Nun, das wäre wohl eher das Problem der New York Times als das der Kannibalenselbsthilfegruppe. Einmal davon abgesehen dass auch die Kannibalen möglicherweise auf hohem intellektuellen Niveau debattieren können.

Mit dem Recht, eine Meinung verbreiten zu können, verhält es sich so wie mit den meisten Rechten, die auf einer unausgesprochenen Vereinbarung beruhen: Wenn sie von allen wahrgenommen werden, schaffen sie sich selbst ab. Wenn alle Menschen zur gleichen Zeit in ihre Autos steigen würden, käme der Verkehr zum totalen Stillstand. Wenn alle Menschen zur selben Zeit ihre Guthaben bei der Bank abheben wollten, würde das Finanzsystem kollabieren. Es gäbe nicht genug Platz auf der Straße und nicht genug Geld bei den Banken, um eine „Selbstverwirklichung“ aller zu garantieren.
Mit diesem Druckerschwärze gewordenen Unfug an unzulässigen Vergleichen versucht Broder, mit scheinbar rationellen Argumenten Front zu machen. Dabei ist das totaler Unfug: wenn alle ihre Meinung sagen, wird weder die Luft verpestet noch bricht irgendein System zusammen (außer natürlich dem Meinungskartell der Leitmedien, dem Broder rein zufällig angehört). Deswegen dienen diese Vergleiche nur der Panikmache und liefern konservativen Stubenhockern und BWLern ein Argument mehr, nicht nachzudenken.

Und genau das ist die Verheißung des Internets. Die wichtigste Erfindung seit dem Buchdruck schafft nicht nur eine universale Zeit in einem universalen Raum, im dem sich jeder ausbreiten kann. Das WWW ist auch maßgeblich für die Infantilisierung und Idiotisierung der Öffentlichkeit verantwortlich. Es bestätigt die banale Erkenntnis, dass es keinen Vorteil ohne Nachteil gibt, keinen Fortschritt ohne Rückschritt und keine Revolution ohne Reaktion.
Nun, Broder hat sicherlich Recht wenn er sagt, dass im Internet Vollidioten ebenso ihre Meinung publizieren wie intelligente Menschen; mancher Besucher-Kommentar auf diesem Blog legt davon beredtes Zeugnis ab. Wer aber will - und ich unterstelle, dass das abgesehen von Broder die meisten Internetuser sind - der kann sich schnell die Spreu vom Weizen trennen.

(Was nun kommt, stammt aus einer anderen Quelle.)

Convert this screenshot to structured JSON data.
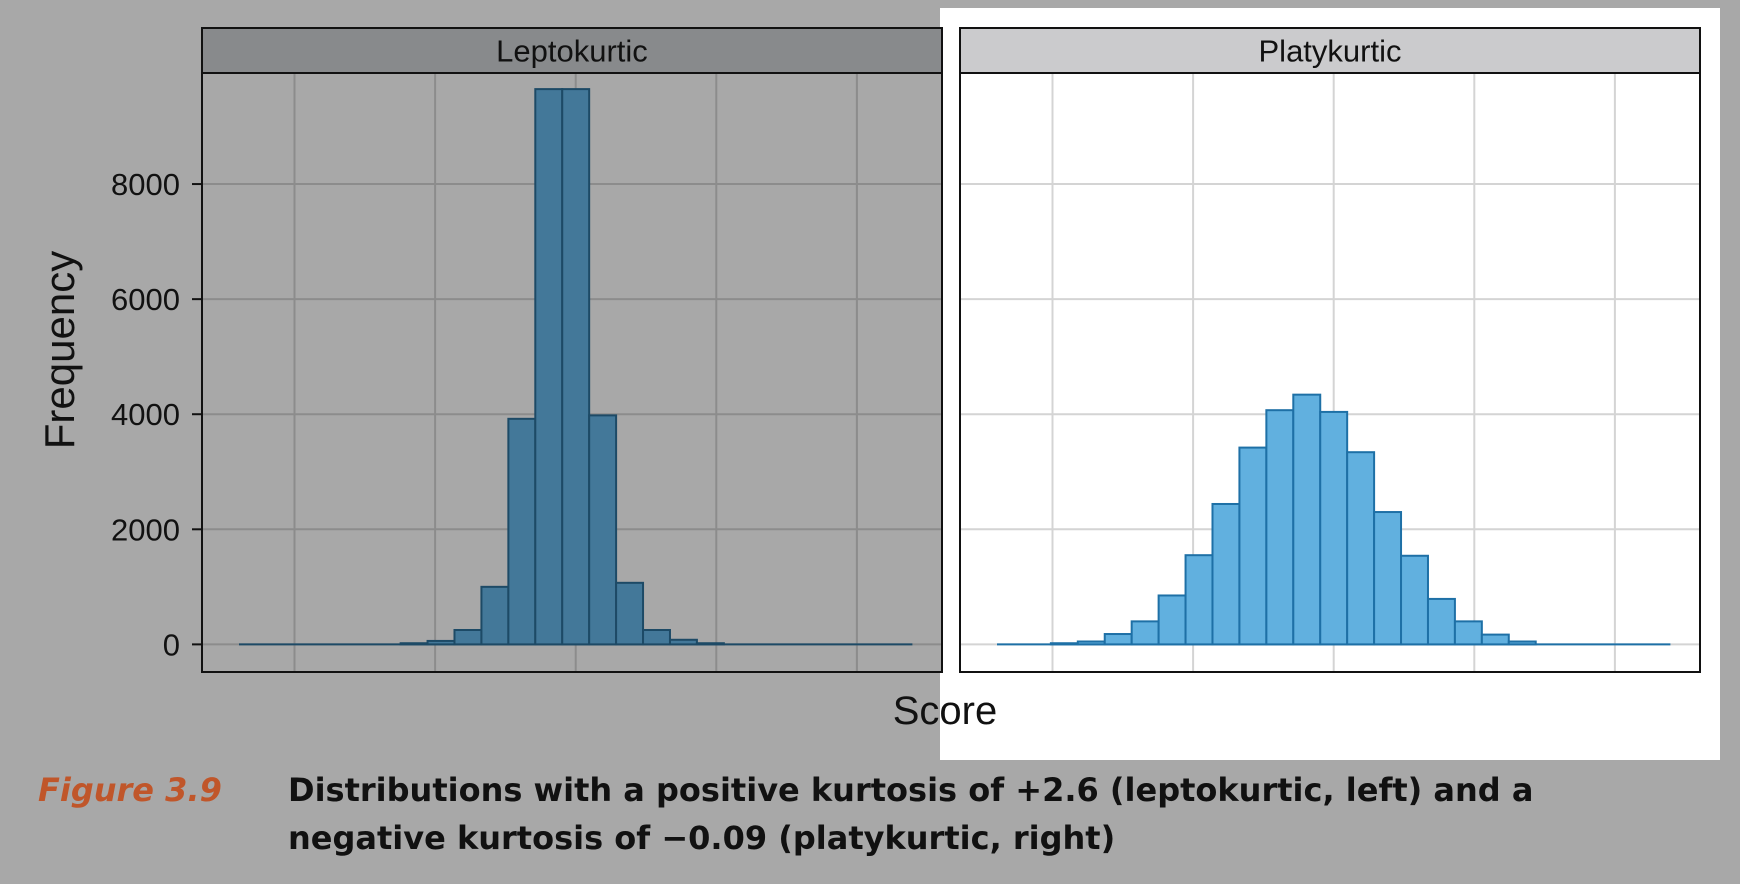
{
  "figure": {
    "label": "Figure 3.9",
    "caption": "Distributions with a positive kurtosis of +2.6 (leptokurtic, left) and a negative kurtosis of −0.09 (platykurtic, right)"
  },
  "chart_data": [
    {
      "type": "bar",
      "panel_title": "Leptokurtic",
      "title": "",
      "xlabel": "Score",
      "ylabel": "Frequency",
      "ylim": [
        -480,
        9930
      ],
      "yticks": [
        0,
        2000,
        4000,
        6000,
        8000
      ],
      "grid": true,
      "colors": {
        "fill": "#437899",
        "stroke": "#1d4a66",
        "panel_bg": "#a8a8a8",
        "grid": "#8c8c8c",
        "strip": "#888a8c"
      },
      "bin_index": [
        0,
        1,
        2,
        3,
        4,
        5,
        6,
        7,
        8,
        9,
        10,
        11,
        12,
        13,
        14,
        15,
        16,
        17,
        18,
        19,
        20,
        21,
        22,
        23,
        24
      ],
      "values": [
        0,
        0,
        0,
        0,
        0,
        0,
        20,
        60,
        250,
        1000,
        3920,
        9650,
        9650,
        3980,
        1070,
        250,
        80,
        20,
        0,
        0,
        0,
        0,
        0,
        0,
        0
      ]
    },
    {
      "type": "bar",
      "panel_title": "Platykurtic",
      "title": "",
      "xlabel": "Score",
      "ylabel": "Frequency",
      "ylim": [
        -480,
        9930
      ],
      "yticks": [
        0,
        2000,
        4000,
        6000,
        8000
      ],
      "grid": true,
      "colors": {
        "fill": "#61b0df",
        "stroke": "#1e70a6",
        "panel_bg": "#ffffff",
        "grid": "#d4d4d4",
        "strip": "#cbcbcd"
      },
      "bin_index": [
        0,
        1,
        2,
        3,
        4,
        5,
        6,
        7,
        8,
        9,
        10,
        11,
        12,
        13,
        14,
        15,
        16,
        17,
        18,
        19,
        20,
        21,
        22,
        23,
        24
      ],
      "values": [
        0,
        0,
        20,
        50,
        180,
        400,
        850,
        1550,
        2440,
        3420,
        4070,
        4340,
        4040,
        3340,
        2300,
        1540,
        790,
        400,
        170,
        50,
        0,
        0,
        0,
        0,
        0
      ]
    }
  ]
}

Wenn jeder Mensch jederzeit seine Meinung äußern kann, ohne einen Fuß vor seine Küche setzen zu müssen, dann löst sich die Meinungsfreiheit in Kakophonie auf. Kam es in einer vertikal organisierten Gesellschaft früher darauf an, Durchlässigkeit und ein Ende der Privilegien zu fordern, geht es heute in einer horizontal verfassten Gesellschaft darum, wieder Grenzen zu ziehen, auf Abständen zu bestehen und qualitative Unterschiede zu betonen.
Jetzt wird Broder richtig deutlich: das durch das Internet in Gefahr geratene Meinungsmonopol der Eliten mit Geld ("qualitative Unterschiede") muss schnellstens wieder gestützt werden, und das am besten wenn man die Leute freiwillig dazu bringt, ihre Klappte zu halten, Broder zu lesen und endlich wieder gesunde Feindschaft zu Ausländern aller Art zu hegen.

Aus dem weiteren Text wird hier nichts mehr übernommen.